Estamos a falar de uma feira para crianças com entradas pagas ao preço de uma refeição, mais caras que um bilhete de cinema ou de teatro. Ainda por cima com a presença de expositores que vão lá para venderem os seus produtos. Repito: a Câmara de Santarém não pode ser conivente com o circo que está montado no Cnema. Ninguém leva a sério uma região que tem um Cnema gerido desta forma. A câmara e todas as instituições de bem ligadas à administração devem uma satisfação à opinião pública pela má gestão daquele espaço que custou muito dinheiro aos cofres do Estado.

quarta-feira, 5 de maio de 2010

Portugal é uma azinhaga

O jornal diário “i”, do Grupo Lena, caiu recentemente que nem uma casa de cimento construída em cima de terra movediça. Ninguém tem dúvidas que o jornal foi uma encomenda para fazer frente no mercado aos jornais que são assumidamente contra-poder. Só que o Grupo, gerido por homens que sabem muito de construção civil e obras públicas e quase nada de comunicação social, entregaram o projecto a um jornalista que, pelo nome e pelo currículo, jamais aceitaria editar um jornal à medida de certos interesses. António Barroca e companhia, quando se meteram nesta aventura, só tinham a experiência de gestão de jornais locais e regionais. E aí, nesse terreno, é o que todos sabemos; compram jornais como quem compra lotes de terreno e depois investem apenas o suficiente para que o título não morra. Uma miséria de negócio e de produto que empobrece as comunidades, que deixa mal o país da Europa em que vivemos, que é de caras uma espécie de investimento encomendado em troca das obras de alcatrão e cimento. E é, ainda, uma heresia se compararmos com o grau da exigência do Grupo Lena a outros níveis. Comprar jornais locais e regionais para que eles não morram e depois fazer deles folhas de couve, geridas por curiosos ou por jornalistas que são obrigados a terem dois empregos, é obra de empresários tacanhos e com vistas curtas. E, pelo que sabemos, não é essa a realidade na administração do Grupo Lena na generalidade dos seus negócios. Nos jornais locais e regionais, e agora no “i”, está provada a incompetência. Resta saber se a administração do Grupo, onde pontifica António Barroca, tem coragem para mudar para o sector da construção civil os trolhas que tem a gerir o sector da comunicação social.

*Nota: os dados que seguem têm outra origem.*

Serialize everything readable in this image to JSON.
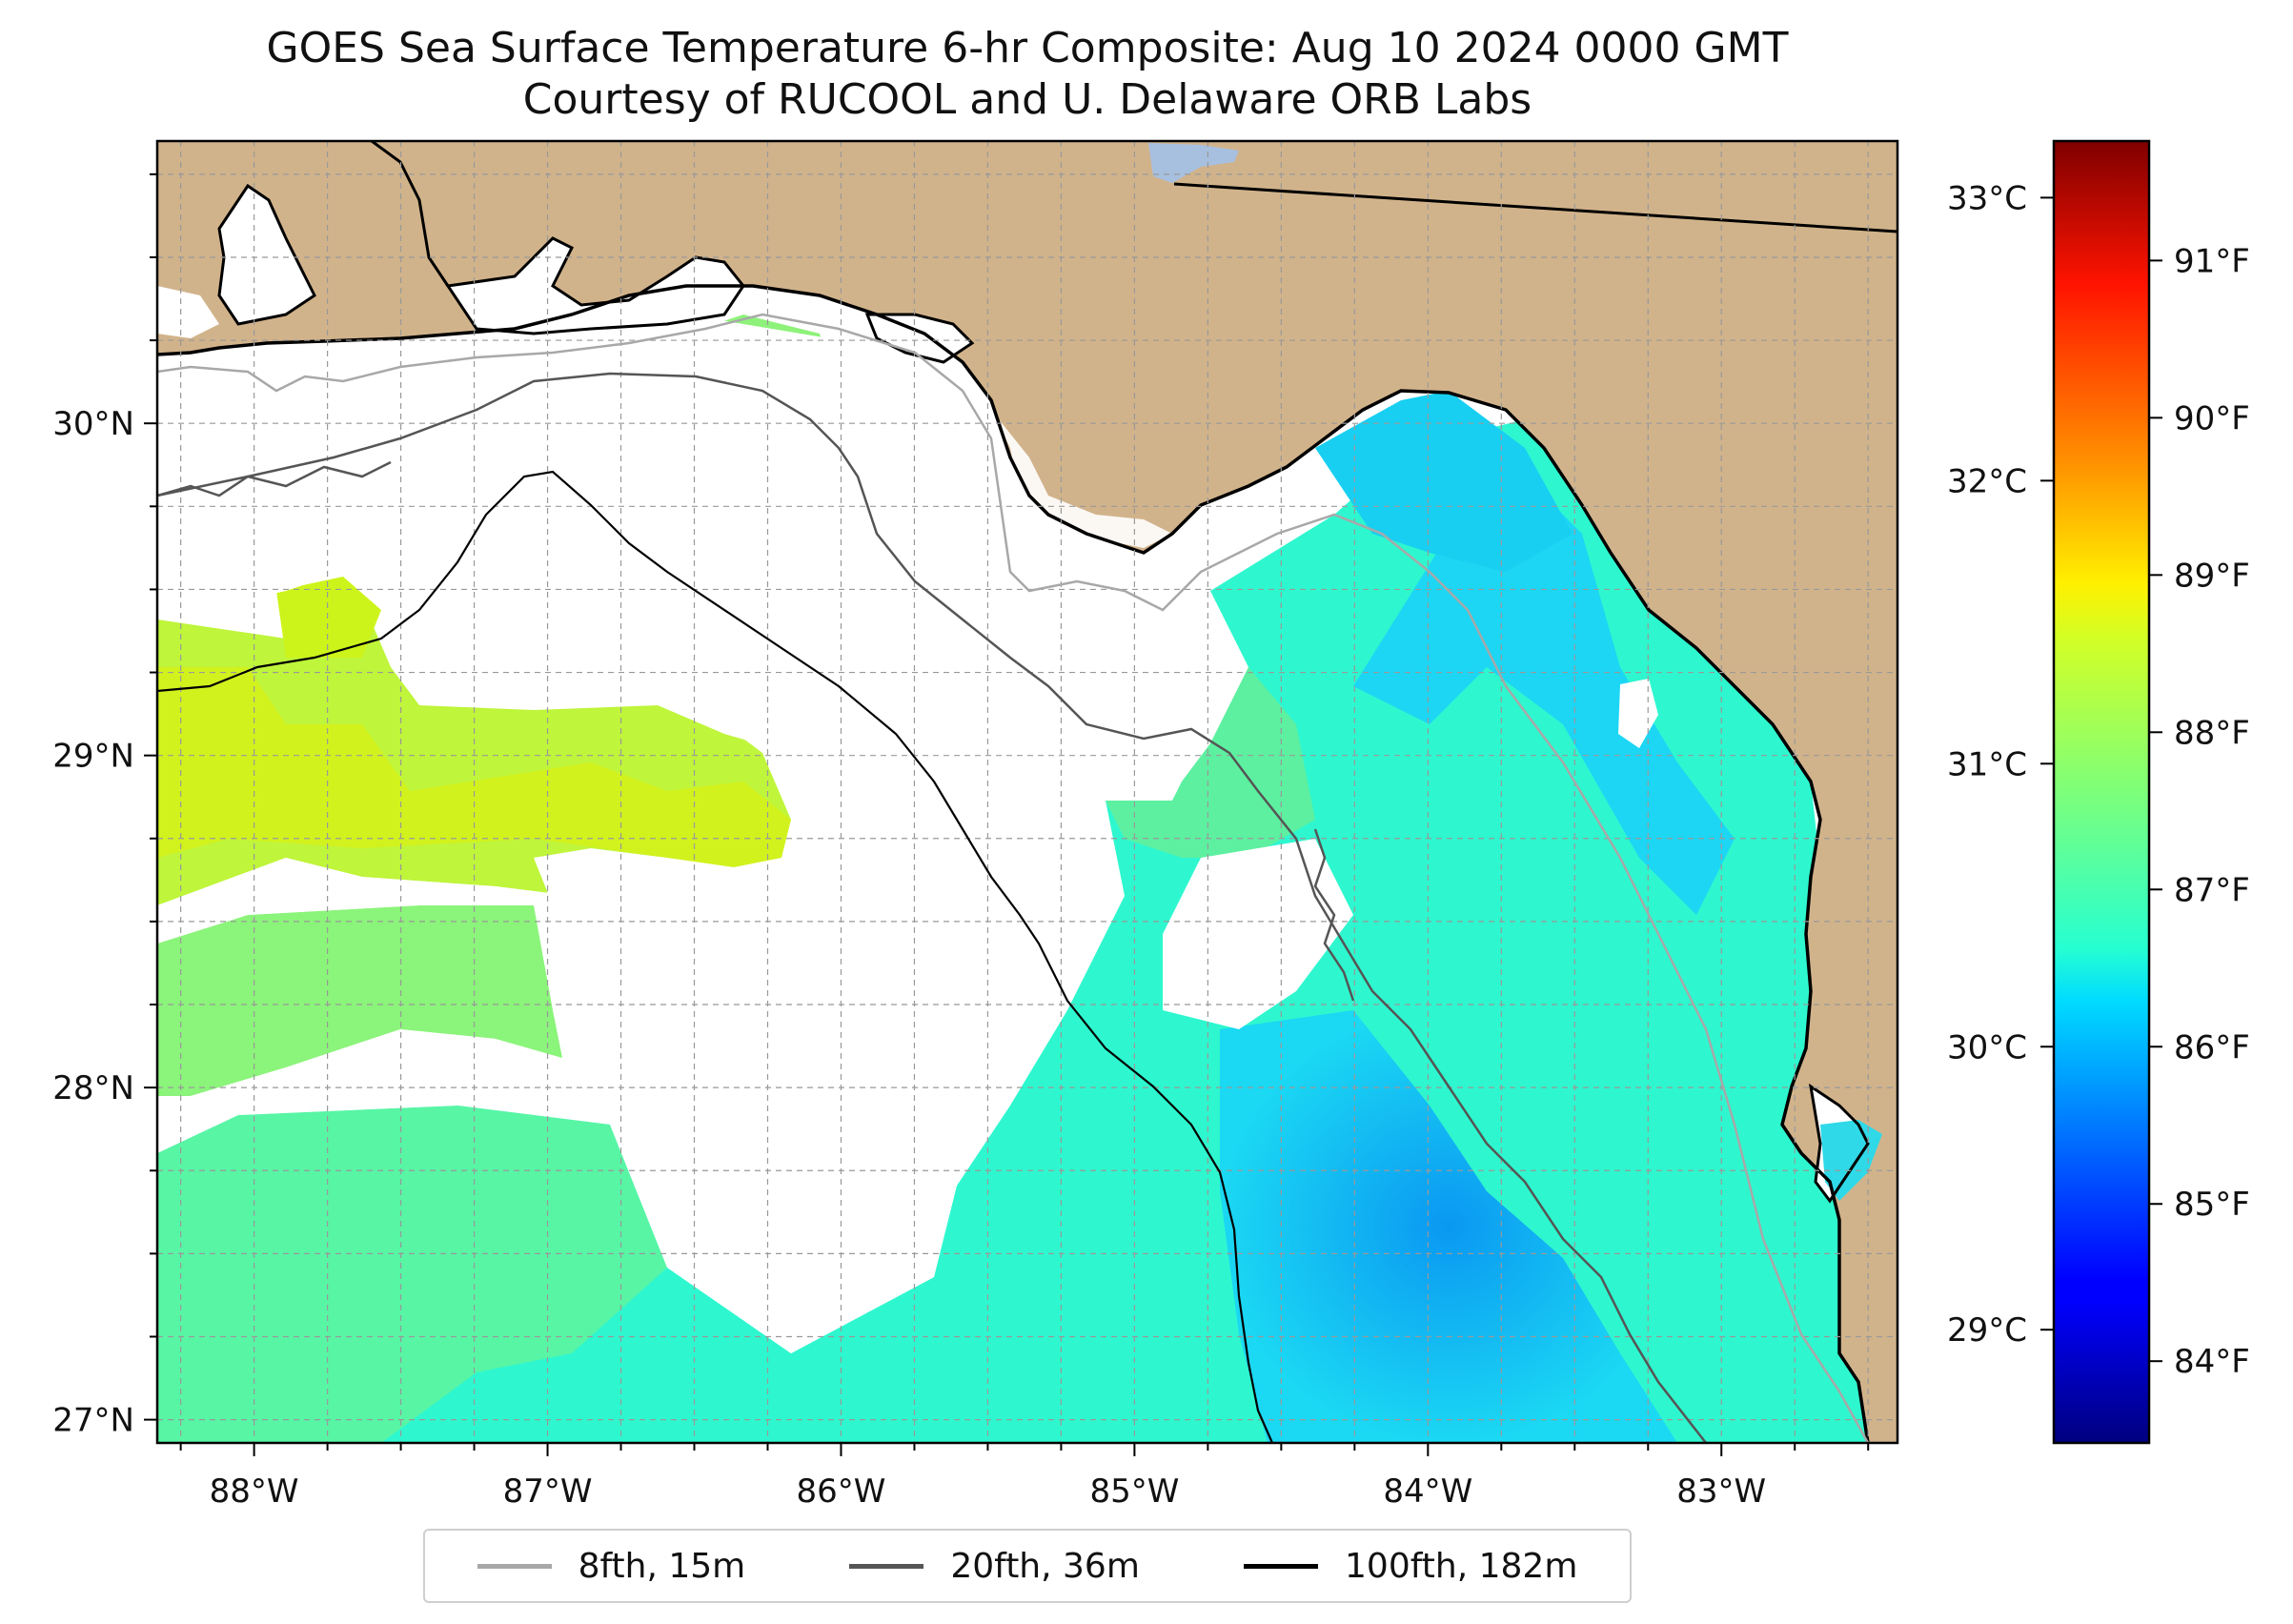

Portugal é uma azinhaga para algumas pessoas que enriqueceram facilmente à custa do Estado. Não vale a pena explicar as razões sem ser com bons exemplos. Este caso do insucesso do “i” e o facto do Grupo Lena dizer à boca cheia que é líder na imprensa regional é um bom exemplo; todos os jornais que o Grupo comprou em Portugal nos últimos anos foram oferecidos a meio mundo antes deles os comprarem. E, depois da compra, quase todos ficaram editorialmente ainda mais pobres do que já eram. A diferença é que passaram a ter quem os sustente. É preciso explicar mais e melhor como é que tudo isto ainda funciona no nosso país que alguns continuam a entender que não passa de uma azinhaga?